Question

State true or false. Correct the statement if it is false.
If T = \left\\{ {a,l,a,h,b,d,h} \right\\}, then $n\left( T \right) = 5$.

Answer 1

In this question a set $T$ is given containing certain elements. $n\left( T \right)$ represents the number of elements in $T$. So we have to find the number of elements in $T$ and find whether it is equal to $5$ or not.
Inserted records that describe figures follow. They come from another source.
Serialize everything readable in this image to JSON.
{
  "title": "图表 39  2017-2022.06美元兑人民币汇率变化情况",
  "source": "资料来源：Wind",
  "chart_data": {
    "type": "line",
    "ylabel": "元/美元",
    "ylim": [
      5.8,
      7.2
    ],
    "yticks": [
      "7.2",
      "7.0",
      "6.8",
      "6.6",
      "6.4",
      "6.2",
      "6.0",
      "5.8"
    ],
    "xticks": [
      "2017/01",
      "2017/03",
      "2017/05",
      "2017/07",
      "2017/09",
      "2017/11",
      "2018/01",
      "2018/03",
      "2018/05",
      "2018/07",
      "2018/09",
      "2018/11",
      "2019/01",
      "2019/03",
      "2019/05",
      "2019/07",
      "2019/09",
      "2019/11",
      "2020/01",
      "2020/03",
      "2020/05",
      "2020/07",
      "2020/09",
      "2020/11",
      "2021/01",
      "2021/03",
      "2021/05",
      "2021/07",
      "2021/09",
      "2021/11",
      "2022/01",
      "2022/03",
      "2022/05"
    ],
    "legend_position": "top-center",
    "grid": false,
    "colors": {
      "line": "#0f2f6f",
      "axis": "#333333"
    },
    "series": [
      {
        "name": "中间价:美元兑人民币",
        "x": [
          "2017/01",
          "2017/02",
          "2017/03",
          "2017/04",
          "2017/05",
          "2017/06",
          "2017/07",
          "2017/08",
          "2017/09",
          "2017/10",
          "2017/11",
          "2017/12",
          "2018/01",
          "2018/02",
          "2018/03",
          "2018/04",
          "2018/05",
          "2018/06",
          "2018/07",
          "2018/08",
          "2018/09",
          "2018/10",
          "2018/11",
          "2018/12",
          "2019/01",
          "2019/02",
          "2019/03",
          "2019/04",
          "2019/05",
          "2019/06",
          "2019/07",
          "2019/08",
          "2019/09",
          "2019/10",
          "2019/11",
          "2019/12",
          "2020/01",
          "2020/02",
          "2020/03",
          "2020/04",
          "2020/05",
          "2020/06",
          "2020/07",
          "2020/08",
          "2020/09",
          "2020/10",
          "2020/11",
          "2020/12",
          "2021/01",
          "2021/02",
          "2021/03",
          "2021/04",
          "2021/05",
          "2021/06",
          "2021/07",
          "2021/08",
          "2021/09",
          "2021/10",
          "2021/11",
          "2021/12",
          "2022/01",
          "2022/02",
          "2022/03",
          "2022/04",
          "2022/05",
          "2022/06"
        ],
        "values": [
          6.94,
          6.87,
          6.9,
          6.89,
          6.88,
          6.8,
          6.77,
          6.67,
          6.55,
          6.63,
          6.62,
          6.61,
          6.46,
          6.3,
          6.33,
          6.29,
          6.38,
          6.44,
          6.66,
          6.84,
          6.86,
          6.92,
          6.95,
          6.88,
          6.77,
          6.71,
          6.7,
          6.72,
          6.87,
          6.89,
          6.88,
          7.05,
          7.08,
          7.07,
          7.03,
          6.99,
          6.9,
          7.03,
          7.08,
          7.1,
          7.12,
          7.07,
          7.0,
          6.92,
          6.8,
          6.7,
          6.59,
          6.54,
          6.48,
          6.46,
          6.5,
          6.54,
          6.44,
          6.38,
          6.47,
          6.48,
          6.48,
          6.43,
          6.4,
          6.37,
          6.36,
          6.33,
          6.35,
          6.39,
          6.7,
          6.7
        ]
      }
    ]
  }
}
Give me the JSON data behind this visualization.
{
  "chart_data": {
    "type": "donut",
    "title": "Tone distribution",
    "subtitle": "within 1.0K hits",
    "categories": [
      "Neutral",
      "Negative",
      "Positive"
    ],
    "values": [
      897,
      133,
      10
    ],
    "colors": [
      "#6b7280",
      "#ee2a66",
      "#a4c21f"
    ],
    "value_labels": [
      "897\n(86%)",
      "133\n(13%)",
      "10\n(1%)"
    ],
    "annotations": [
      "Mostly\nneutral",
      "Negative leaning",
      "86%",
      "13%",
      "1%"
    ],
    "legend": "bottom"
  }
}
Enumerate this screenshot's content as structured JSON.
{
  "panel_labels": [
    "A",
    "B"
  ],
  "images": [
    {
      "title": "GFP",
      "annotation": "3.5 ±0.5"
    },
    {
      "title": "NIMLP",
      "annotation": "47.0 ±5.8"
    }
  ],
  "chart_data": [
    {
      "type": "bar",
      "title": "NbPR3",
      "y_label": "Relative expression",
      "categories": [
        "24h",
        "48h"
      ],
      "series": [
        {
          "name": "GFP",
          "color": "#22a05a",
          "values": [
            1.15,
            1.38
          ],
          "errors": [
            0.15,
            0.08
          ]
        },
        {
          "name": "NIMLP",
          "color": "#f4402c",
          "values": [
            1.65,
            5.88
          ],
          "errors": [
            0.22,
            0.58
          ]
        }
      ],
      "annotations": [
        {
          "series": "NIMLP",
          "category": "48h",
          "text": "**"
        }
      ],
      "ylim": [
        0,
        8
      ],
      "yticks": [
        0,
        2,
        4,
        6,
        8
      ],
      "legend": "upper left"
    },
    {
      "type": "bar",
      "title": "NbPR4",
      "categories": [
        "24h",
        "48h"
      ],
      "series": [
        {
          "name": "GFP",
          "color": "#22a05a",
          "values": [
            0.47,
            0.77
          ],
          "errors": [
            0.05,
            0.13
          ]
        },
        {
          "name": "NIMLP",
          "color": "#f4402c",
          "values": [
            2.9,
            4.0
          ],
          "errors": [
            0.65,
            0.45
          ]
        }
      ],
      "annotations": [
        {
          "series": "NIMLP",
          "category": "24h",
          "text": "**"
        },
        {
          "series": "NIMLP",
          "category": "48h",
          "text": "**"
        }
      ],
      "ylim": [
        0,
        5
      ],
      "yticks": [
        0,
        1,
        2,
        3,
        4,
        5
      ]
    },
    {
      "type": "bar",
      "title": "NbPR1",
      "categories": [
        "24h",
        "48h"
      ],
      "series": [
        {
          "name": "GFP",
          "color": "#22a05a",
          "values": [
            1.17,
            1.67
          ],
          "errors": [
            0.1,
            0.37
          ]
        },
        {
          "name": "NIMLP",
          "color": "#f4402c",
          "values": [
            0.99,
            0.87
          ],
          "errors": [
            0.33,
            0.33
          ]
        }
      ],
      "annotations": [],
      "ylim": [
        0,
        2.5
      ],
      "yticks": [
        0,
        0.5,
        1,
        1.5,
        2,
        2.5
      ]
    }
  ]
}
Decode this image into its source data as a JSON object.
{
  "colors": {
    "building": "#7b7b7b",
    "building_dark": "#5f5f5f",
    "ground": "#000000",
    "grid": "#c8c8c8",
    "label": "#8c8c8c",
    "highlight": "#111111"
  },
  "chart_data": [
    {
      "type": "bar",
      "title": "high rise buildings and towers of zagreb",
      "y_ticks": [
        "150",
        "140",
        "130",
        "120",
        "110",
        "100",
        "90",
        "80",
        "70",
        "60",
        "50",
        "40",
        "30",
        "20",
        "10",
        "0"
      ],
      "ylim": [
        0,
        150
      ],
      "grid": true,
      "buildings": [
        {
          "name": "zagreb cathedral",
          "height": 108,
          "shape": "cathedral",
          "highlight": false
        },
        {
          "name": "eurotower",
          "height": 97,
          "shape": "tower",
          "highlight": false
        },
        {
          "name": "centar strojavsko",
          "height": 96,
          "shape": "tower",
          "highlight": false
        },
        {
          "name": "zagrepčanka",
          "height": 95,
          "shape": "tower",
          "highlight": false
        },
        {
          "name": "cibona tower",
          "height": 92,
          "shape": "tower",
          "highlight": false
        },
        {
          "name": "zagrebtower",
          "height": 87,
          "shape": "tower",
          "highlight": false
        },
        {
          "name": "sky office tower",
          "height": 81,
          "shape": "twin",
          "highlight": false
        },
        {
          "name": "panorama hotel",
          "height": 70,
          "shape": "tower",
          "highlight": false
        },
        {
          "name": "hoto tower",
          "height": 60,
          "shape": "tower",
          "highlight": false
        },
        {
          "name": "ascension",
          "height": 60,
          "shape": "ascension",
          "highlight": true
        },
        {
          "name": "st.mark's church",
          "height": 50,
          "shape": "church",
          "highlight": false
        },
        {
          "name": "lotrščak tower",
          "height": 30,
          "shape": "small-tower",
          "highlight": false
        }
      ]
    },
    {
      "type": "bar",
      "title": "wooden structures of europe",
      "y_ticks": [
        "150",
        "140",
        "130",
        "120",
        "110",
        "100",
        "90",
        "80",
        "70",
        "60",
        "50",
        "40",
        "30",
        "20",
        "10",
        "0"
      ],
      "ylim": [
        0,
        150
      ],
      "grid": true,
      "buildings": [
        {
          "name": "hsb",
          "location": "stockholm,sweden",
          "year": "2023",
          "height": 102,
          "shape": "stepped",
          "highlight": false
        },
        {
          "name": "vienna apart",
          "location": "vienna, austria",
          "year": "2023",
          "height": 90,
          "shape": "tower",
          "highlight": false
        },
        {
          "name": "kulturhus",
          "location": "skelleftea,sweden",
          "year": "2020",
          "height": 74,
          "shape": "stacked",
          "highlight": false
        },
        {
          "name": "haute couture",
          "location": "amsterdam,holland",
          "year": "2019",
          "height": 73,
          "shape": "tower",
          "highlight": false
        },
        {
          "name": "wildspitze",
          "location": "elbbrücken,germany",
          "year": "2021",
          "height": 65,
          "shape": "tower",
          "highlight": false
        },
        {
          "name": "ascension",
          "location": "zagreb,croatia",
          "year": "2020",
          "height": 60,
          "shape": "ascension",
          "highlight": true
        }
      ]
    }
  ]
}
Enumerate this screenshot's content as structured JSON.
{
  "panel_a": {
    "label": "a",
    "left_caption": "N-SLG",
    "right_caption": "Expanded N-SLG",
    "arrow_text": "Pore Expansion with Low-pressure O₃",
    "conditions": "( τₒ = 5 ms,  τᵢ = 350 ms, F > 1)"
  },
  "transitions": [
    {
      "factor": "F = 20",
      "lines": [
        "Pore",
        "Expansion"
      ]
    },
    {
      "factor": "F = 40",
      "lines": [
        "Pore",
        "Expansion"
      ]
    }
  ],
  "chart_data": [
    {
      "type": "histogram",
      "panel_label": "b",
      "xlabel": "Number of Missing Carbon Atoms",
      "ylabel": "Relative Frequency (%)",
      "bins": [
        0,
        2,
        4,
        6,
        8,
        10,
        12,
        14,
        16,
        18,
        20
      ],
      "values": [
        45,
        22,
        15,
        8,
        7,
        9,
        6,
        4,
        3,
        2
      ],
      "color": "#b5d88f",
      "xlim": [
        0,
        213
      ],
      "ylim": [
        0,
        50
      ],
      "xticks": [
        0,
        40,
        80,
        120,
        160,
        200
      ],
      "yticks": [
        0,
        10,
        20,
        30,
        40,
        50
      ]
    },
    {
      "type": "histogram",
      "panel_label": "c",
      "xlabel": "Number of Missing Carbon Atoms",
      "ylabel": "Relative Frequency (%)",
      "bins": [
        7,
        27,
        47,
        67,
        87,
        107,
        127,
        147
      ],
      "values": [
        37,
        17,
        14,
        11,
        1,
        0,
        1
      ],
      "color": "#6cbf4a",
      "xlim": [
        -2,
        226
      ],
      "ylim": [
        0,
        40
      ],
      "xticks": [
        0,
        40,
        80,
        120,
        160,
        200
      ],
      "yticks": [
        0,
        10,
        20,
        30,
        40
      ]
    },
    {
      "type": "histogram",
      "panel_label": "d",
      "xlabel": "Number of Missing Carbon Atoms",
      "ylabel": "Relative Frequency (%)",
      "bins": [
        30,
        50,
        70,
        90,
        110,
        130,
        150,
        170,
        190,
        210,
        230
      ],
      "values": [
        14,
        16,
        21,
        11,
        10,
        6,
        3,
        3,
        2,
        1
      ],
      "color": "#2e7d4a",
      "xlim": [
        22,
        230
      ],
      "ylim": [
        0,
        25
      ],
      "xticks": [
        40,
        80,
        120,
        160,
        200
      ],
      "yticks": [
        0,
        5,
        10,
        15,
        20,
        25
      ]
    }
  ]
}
Complete step by step solution:
A set is a group of well-defined elements. The elements of a set are represented by enclosing them in the second bracket \left\\{ {} \right\\}, and are separated by “,”.
In the question we are provided with a set $T$.
T = \left\\{ {a,l,a,h,b,d,h} \right\\}
Each term within the second bracket and separated by , are the elements of set $T$. So the elements of set $T$ are $a,l,a,h,b,d,h$. Now observe that the elements $a$ and $h$ are repeated twice. We know that each element of a set is distinct and repetitions are not considered. Therefore ignoring the repetitions , the elements of set $T$ are $a,l,h,b,d$. Therefore the number of elements in the set $T$ is equal to $5$.
Again $n\left( T \right)$ represents the number of elements in the set $T$. It is given that $n\left( T \right) = 5$, which is correct as we have just verified.

Therefore the given statement is true.

Note:
The representation of a set in the given format i.e. $\\{ a,l,a,h,b,d,h\\}$ is known as the roaster form. In this form the order of the elements is immaterial. Sets can also be expressed in the set builder form. Students must be careful while counting the number of elements in the given set. It must also be noted that repetition of elements are not considered i.e. the set T = \left\\{ {a,l,a,h,b,d,h} \right\\} is same as the set T = \left\\{ {a,l,h,b,d} \right\\}.